Ae kıvraklıkla soruyu direkt olarak cevaplamaktan kaçındığı için kendi cevabını verme sırası Livei'ye gelmişti. Çok fazla düşünmeden konuşmaya başladı. "Her şey bittikten sonra ne istediğimi çok iyi biliyorsun Bok. Sormana gerek olduğunu sanmıyorum ama madem Başkan Yardımcısı da burada, dürüstçe söyleyeyim. Ailemin güven içinde yaşayacağı bir düzen getirilmesini istiyorum Gedhilfe'ye.
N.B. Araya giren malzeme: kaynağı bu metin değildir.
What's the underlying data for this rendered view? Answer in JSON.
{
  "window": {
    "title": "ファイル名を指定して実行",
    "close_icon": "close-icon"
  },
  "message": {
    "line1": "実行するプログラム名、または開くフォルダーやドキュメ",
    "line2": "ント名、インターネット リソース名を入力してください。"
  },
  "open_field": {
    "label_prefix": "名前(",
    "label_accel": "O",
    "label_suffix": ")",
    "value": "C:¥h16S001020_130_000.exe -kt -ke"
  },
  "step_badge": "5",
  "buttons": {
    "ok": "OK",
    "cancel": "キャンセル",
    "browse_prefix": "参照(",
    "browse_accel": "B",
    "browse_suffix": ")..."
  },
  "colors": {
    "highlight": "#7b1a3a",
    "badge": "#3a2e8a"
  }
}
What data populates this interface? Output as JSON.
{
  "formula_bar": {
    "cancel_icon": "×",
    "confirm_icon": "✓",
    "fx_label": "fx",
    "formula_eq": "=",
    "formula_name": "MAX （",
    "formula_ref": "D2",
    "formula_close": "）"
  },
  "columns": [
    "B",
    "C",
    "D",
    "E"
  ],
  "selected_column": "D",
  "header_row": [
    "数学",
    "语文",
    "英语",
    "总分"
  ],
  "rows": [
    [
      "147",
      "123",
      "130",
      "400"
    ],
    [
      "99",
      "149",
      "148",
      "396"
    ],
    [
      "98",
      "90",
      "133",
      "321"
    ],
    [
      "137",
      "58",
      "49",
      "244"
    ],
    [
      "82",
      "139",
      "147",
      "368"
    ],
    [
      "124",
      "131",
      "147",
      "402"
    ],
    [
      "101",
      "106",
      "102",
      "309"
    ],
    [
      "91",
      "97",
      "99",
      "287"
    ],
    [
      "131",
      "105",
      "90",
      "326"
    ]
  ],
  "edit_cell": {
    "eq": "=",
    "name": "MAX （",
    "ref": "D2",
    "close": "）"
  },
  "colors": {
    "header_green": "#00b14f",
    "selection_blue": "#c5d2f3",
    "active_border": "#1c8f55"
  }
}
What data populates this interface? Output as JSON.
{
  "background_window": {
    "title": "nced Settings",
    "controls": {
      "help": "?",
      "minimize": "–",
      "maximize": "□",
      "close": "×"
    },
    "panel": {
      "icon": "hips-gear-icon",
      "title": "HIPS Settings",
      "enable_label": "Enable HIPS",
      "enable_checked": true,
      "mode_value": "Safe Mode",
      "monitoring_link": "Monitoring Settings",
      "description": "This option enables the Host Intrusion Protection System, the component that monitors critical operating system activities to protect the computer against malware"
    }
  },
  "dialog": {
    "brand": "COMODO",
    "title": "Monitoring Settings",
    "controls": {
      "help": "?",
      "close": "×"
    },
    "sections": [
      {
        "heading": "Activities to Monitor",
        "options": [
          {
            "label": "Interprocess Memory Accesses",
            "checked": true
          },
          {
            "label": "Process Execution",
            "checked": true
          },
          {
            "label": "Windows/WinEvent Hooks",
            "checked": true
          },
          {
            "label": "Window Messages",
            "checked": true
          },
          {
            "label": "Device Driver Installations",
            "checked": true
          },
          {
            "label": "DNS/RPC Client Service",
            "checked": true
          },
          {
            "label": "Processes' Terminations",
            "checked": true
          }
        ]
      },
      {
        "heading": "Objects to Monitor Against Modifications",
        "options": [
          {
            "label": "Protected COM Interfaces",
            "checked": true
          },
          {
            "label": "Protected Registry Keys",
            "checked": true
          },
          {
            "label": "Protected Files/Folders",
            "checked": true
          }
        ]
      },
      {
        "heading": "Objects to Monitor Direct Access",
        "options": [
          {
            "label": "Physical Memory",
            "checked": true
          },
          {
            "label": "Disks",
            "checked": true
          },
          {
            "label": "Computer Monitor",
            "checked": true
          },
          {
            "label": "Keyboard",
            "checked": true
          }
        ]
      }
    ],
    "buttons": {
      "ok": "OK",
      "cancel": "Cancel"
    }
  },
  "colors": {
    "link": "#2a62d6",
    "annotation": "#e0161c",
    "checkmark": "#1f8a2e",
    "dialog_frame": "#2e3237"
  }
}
Çok çektiler, biraz huzur onların da hakkı. Sonra da..." Biraz duraksadıktan sonra gözlerini Friks'e çevirdi. "Kendi ailemi kurmak istiyorum." Sahi, ne istediğini ona hiç söylememişti. Yüzü kızarmış bir şekilde gözlerini Friks'ten kaçırdı. Boğazını temizledi. "Başka siyasi veya askeri bir amacım yok kısacası, huzurlu bir hayat istiyorum hepsi bu." Bunu Bok'un karşısında söylemesi pek doğru bir hareket değildi ancak köprünün altından çok sular aktığını her ikisinin de net olarak kabul etmesi gerekliydi. Yine de merak etmiyor değildi, Bok ne düşünüyordu acaba?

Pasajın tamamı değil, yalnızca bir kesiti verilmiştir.